Attached to the north side of the building is a glazed link and a circular meeting room, both added in 2013. This extension is excluded from the listing.


The Catholic community of Bewdley had no church of its own until the C20, but was served by the priest from nearby Kidderminster. In 1952, the Roman Catholic Archdiocese of Birmingham acquired a former non-conformist chapel on the High Street, which had been built around 1778 on the site of a late-C17 chapel. The building had originally been built as a Presbyterian place of worship, but was later taken over by a Unitarian congregation who continued to worship there until 1894. In the early C19 a lower, gabled range was added at the northern corner of the building, later used as the vestry. After this date it was used by Baptists and Wesleyan Methodists, before passing out of use as a place of worship in the early C20. From 1930 the building was used as a builder’s store and workshop; its furnishings and panelling were stripped out, though the gallery was retained. The former chapel was listed at Grade II* on 22 April 1950, and scheduled as an Ancient Monument on 3 November 1951 (Worcestershire 53, later Hereford & Worcester 252).

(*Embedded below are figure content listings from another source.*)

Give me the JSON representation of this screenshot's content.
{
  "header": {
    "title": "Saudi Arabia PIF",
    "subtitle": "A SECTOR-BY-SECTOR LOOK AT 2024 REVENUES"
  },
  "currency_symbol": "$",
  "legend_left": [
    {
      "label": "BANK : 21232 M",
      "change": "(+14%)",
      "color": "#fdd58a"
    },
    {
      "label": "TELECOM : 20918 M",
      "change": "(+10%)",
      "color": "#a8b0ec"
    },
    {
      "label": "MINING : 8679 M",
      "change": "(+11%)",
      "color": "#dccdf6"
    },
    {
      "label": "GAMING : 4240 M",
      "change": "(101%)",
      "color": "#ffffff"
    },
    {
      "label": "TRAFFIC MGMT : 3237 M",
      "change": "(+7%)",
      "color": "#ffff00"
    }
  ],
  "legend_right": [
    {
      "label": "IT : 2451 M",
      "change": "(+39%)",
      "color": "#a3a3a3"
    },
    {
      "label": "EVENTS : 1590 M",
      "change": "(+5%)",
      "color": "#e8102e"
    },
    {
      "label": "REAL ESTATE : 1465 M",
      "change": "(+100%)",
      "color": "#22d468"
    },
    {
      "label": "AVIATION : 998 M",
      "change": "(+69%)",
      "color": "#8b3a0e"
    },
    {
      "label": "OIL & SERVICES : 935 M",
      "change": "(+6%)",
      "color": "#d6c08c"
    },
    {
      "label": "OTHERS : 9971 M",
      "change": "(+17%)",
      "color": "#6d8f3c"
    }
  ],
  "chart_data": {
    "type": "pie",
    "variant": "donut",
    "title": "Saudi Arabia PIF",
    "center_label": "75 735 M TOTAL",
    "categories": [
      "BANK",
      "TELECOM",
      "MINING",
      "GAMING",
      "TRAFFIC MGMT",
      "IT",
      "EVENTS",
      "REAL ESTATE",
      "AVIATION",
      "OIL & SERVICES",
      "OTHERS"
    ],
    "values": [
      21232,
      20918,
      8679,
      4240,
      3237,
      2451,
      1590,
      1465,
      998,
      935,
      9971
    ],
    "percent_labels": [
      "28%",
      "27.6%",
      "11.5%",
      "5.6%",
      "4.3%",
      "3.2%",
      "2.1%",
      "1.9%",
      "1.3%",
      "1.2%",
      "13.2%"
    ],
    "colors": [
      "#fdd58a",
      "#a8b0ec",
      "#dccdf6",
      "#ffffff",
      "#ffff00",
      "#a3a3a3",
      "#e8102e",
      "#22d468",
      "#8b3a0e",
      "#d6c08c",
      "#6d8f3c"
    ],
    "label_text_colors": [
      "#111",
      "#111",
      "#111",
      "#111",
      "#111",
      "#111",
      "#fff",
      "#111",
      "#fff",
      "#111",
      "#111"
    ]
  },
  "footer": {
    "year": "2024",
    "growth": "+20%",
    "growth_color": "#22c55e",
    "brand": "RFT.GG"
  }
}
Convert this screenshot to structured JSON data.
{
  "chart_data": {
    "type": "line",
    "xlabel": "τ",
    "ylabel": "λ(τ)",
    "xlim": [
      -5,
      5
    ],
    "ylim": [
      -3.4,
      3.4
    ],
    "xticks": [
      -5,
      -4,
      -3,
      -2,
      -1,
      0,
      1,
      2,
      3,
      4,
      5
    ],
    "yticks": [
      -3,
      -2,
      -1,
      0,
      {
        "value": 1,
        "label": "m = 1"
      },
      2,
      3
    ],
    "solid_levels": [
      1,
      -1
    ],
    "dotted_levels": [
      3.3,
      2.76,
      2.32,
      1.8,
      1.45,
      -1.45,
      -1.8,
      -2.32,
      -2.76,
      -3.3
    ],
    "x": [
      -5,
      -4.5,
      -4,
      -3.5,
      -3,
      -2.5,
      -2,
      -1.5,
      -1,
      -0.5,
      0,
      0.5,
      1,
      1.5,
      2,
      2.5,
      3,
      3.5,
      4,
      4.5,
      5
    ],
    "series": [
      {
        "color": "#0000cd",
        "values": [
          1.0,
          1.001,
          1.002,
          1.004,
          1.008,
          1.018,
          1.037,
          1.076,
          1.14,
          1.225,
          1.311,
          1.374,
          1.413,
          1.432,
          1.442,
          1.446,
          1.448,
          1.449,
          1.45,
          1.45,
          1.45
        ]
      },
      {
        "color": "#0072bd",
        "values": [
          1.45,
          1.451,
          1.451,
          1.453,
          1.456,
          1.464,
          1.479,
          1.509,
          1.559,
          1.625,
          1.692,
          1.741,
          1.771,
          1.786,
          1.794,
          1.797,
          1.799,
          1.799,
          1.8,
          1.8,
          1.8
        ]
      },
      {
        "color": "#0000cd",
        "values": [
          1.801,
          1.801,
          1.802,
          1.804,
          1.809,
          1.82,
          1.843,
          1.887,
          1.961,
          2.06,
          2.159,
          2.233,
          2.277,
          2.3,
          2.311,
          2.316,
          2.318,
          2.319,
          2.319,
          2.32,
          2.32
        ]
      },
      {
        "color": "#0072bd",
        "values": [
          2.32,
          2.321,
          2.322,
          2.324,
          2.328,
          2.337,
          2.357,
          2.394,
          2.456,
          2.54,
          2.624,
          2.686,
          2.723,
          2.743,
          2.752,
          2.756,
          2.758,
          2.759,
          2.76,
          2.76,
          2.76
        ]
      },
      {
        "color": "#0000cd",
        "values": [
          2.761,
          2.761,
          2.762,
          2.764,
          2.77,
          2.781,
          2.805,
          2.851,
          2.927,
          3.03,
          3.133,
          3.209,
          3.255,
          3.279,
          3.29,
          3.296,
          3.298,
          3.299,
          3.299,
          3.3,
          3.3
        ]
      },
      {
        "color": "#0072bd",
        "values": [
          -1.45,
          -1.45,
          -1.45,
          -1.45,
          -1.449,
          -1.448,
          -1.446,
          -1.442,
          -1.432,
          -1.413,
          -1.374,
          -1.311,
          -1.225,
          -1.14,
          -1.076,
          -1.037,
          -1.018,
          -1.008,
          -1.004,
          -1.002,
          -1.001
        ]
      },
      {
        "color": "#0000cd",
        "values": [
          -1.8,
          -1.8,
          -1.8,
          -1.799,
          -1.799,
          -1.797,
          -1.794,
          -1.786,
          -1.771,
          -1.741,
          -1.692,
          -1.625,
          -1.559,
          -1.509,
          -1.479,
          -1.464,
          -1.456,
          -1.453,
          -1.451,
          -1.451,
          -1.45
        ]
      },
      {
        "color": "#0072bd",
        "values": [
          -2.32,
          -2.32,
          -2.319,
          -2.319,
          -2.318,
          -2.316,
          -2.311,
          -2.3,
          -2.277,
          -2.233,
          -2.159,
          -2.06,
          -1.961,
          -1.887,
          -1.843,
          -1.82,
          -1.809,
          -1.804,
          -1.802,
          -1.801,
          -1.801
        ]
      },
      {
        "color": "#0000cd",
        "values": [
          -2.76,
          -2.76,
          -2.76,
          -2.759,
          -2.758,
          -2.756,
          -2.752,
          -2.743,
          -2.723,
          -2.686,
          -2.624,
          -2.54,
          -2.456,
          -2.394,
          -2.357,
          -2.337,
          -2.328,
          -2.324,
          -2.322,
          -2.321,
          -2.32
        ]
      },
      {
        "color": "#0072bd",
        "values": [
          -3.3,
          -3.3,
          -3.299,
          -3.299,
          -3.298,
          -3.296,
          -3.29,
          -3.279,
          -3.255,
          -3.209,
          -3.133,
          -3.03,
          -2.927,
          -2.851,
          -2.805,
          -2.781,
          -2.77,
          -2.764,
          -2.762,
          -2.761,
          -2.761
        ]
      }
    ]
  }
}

A Catholic parish was established in Bewdley, and the refitted church was opened in 1953. The restoration prior to its opening, overseen by the architect J T Lynch of Jennings, Homer and Lynch of Brierley Hill, included the replacement of the window surrounds with profiles matching the originals. Also, the stair to the gallery, which previously ran externally, was enclosed, using old brick to match the body of the church.

The church was de-scheduled on 17 October 1988.

In 2013, a new, circular meeting room extension was added, with a glazed link to the north of the building, and ramped access, all designed by architects Dean Walker of Bewdley (excluded from listing).

Reasons for Listing

A Roman Catholic parish church, built as a Non-conformist chapel circa 1778 and reopened as a Catholic church in 1953, is listed at Grade II* for the following principal reasons:

* Architectural interest: the church is an assured Georgian building, of striking form with two apsidal ends, and an external stair to the gallery;
* Interior: the interior retains its curving first-floor gallery on classical columns;
* Historic interest: the building has an unusual history, having been constructed as a Presbyterian place of worship, later used by two different Non-conformist congregations, undergoing a period of secular use before being rescued and restored as a Roman Catholic church in 1953, with sensitive updating.